Johnston alumnus Gabriel Thompson explores challenges and joy of labor
by Michele Nielsen ’99
As a child, Gabriel Thompson ’01 Johnston, didn’t enjoy high school and felt history class was just memorizing facts about a distant event. Fortunately, his parents encouraged him to explore subjects he was interested in and introduced him to social movements through their anti-Vietnam War organizing. After his first year at Redlands, Thompson participated in a transformative month-long summer program in which he helped organize janitors in Denver.
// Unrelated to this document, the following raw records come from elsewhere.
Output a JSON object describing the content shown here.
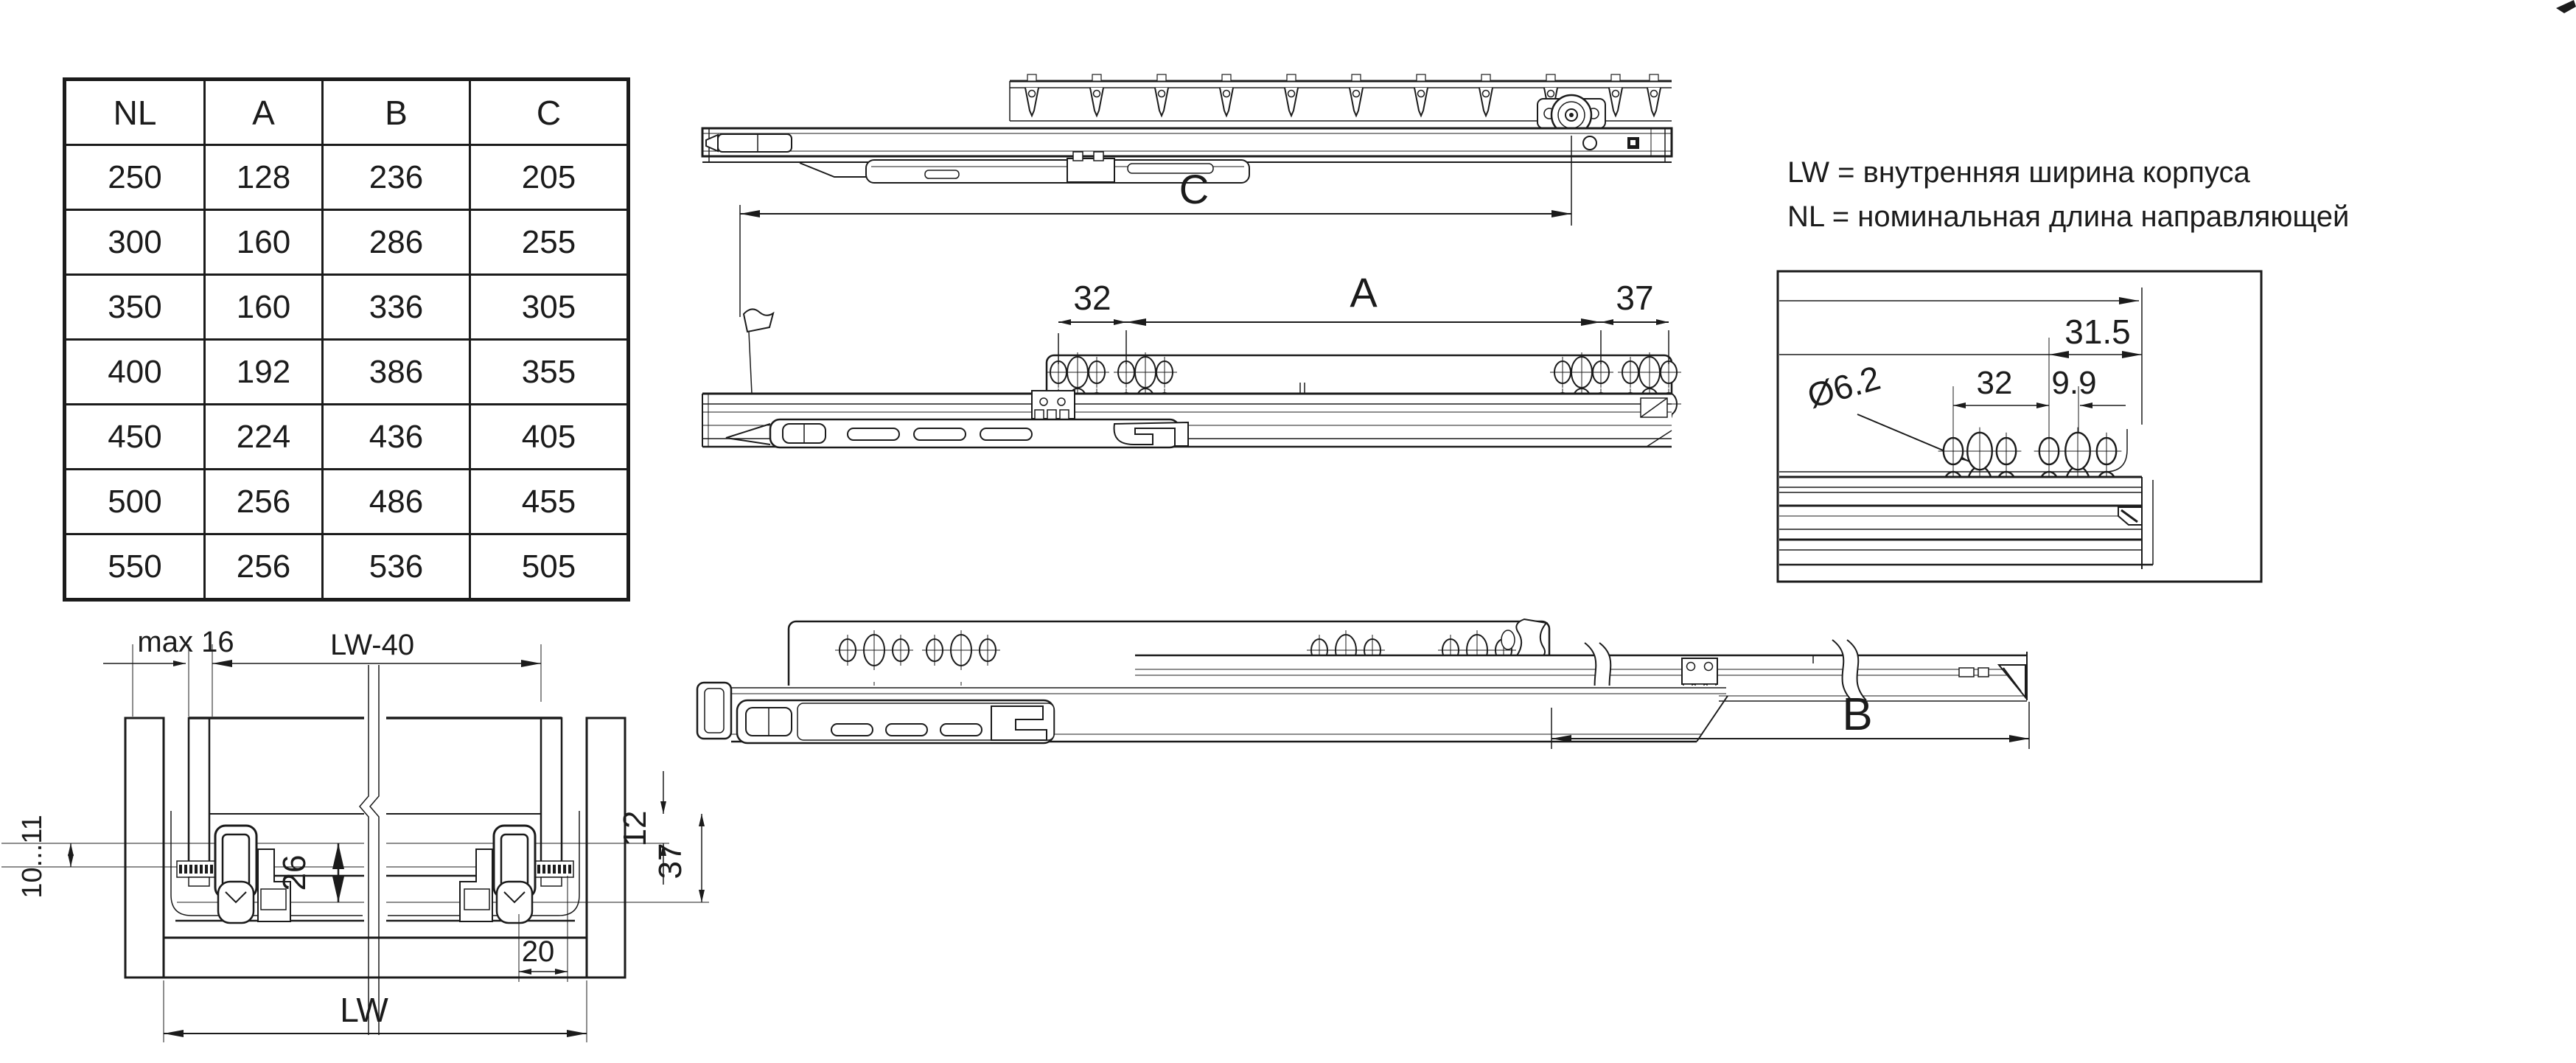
{
  "table": {
    "headers": [
      "NL",
      "A",
      "B",
      "C"
    ],
    "rows": [
      [
        250,
        128,
        236,
        205
      ],
      [
        300,
        160,
        286,
        255
      ],
      [
        350,
        160,
        336,
        305
      ],
      [
        400,
        192,
        386,
        355
      ],
      [
        450,
        224,
        436,
        405
      ],
      [
        500,
        256,
        486,
        455
      ],
      [
        550,
        256,
        536,
        505
      ]
    ]
  },
  "notes": {
    "lw": "LW = внутренняя ширина корпуса",
    "nl": "NL = номинальная длина направляющей"
  },
  "labels": {
    "dim_c": "C",
    "dim_a": "A",
    "dim_b": "B",
    "mid_32": "32",
    "mid_37": "37",
    "det_31_5": "31.5",
    "det_32": "32",
    "det_9_9": "9.9",
    "det_dia": "Ø6.2",
    "cs_max16": "max 16",
    "cs_lw40": "LW-40",
    "cs_10_11": "10...11",
    "cs_26": "26",
    "cs_12": "12",
    "cs_37": "37",
    "cs_20": "20",
    "cs_lw": "LW"
  },
  "colors": {
    "ink": "#1b1b1b",
    "background": "#ffffff"
  }
}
Three professors in the History Department impacted Thompson’s thinking: David Tharp, Jennifer Keene and James Sandos. “What I remember most clearly was their deep enthusiasm and a sense that the topics we were studying mattered,” he says. “History as taught by that trio was about exploring and investigating the world and trying to see it through different perspectives. They encouraged me to do extra reading, pointed me in the direction of books that influenced them, sat down with me after hours. They treated me like an adult. After my high school experience, that was refreshing and inspiring.”
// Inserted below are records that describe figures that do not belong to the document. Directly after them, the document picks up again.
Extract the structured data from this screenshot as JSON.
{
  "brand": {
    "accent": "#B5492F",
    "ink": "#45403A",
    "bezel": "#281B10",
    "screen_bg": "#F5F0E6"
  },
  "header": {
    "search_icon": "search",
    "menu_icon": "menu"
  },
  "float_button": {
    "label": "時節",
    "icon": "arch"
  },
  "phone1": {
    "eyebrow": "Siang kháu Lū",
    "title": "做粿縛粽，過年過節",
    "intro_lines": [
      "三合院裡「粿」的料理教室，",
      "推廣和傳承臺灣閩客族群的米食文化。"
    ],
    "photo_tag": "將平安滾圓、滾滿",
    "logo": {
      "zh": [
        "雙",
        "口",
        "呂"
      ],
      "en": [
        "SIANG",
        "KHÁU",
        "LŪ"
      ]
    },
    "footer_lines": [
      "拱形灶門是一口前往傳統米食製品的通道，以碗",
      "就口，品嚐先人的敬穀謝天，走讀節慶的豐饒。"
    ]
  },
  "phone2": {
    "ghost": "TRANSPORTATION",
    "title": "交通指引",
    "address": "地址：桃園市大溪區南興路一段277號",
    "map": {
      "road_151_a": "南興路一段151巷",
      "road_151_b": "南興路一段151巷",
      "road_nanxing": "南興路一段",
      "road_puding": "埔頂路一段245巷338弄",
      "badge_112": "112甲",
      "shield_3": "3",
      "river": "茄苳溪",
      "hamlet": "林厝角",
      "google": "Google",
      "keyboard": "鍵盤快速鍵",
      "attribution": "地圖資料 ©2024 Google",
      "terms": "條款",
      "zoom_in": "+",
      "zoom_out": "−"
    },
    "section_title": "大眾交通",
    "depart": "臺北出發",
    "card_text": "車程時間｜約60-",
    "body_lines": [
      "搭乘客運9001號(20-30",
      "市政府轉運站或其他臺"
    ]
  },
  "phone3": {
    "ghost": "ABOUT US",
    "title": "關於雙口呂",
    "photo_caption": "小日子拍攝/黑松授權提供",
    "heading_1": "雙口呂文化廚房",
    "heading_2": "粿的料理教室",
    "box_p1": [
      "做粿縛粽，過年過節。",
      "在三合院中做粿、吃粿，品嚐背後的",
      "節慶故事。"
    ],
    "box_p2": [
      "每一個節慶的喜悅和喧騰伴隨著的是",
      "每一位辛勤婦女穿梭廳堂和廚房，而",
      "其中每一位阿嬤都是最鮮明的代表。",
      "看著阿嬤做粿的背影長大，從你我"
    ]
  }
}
While working with residents of low-income housing in Brooklyn, N.Y. Thompson used grassroots organizing techniques to empower through self-advocacy. He had no idea those same techniques had been developed much earlier by a man named Fred Ross, a low-profile, highly influential labor organizer who mentored many people, including César Chávez and Dolores Huerta, founders of the National Farm Workers Association.
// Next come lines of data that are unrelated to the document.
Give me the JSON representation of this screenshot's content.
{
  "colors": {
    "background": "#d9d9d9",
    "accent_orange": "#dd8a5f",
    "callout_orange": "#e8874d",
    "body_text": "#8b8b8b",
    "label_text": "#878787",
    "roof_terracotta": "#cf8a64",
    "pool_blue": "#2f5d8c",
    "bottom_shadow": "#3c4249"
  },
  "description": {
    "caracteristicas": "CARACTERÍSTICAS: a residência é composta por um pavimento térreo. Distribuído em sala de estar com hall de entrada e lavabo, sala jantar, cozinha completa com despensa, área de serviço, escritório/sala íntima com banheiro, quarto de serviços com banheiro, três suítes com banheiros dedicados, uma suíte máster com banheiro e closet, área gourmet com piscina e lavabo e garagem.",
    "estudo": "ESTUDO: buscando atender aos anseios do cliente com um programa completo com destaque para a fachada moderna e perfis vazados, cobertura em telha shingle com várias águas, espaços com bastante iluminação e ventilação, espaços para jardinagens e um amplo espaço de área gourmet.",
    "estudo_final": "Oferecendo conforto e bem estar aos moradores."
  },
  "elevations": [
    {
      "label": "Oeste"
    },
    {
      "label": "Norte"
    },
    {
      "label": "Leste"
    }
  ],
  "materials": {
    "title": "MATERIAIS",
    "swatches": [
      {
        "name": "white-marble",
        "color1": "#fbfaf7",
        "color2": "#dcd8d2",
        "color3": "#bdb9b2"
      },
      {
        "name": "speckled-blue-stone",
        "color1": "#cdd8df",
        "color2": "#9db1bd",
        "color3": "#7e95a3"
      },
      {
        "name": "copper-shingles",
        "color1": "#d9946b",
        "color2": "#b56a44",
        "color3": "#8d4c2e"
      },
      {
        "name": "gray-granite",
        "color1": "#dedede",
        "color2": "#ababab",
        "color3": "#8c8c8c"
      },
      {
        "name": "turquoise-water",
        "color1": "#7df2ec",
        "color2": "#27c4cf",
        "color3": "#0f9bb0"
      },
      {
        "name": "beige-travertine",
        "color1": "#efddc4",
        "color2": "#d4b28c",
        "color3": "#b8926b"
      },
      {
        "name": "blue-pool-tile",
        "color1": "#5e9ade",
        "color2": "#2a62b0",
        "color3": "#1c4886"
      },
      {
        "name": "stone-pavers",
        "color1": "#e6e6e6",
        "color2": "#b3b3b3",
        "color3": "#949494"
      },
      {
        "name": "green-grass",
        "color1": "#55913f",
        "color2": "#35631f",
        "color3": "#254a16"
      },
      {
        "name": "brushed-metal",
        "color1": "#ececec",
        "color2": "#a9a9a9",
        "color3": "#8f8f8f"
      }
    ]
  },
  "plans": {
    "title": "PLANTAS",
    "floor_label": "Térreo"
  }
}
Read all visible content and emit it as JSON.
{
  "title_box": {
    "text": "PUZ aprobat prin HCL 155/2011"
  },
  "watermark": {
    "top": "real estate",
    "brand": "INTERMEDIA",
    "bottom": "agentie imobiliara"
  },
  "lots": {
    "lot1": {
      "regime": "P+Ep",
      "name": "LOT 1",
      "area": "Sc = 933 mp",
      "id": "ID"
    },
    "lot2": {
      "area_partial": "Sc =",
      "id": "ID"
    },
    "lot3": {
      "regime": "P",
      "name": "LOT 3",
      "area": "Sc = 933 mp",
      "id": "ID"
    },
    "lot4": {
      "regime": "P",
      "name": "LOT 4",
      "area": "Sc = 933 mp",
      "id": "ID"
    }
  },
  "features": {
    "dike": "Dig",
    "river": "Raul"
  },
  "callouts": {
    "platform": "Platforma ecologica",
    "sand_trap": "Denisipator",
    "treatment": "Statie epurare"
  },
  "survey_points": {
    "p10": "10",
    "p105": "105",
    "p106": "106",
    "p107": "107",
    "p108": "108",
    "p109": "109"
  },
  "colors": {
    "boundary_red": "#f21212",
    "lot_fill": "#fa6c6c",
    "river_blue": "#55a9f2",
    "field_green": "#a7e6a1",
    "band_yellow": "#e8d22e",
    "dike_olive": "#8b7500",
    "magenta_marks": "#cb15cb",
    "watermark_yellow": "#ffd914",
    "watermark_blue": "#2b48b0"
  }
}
In America’s Social Arsonist: Fred Ross and Grassroots Organizing in the Twentieth Century (2016), Thompson weaves interviews, historical records and the memory of place together to reveal the intense drive that led Ross to dedicate his adult life to empowering others, often to the detriment of himself and his family.
Thompson has written extensively on labor, immigration and related issues for Color Lines, The Nation, Mother Jones and The New York Times, immersing himself deeply in the communities on which he is reporting. “The ongoing learning curve for me has been to better understand how deep my privilege goes,” he says. It is awe-inspiring to learn how many huge challenges people face that I never had to overcome and how they do so with dignity and sometimes joy.”
What’s next for Thompson? Currently, he is interviewing farm workers, growers and teachers who work with children doing field work in California. These interviews will become a Voice of Witness reader allowing the individuals to share their own narratives. “Here I get to hit record and ask open-ended questions and mostly listen, seeing where the topic goes,” he says, “allowing them to talk about their lives apart from being farmworkers. Just like anyone else, work is one thing they do, but they do much else, too.”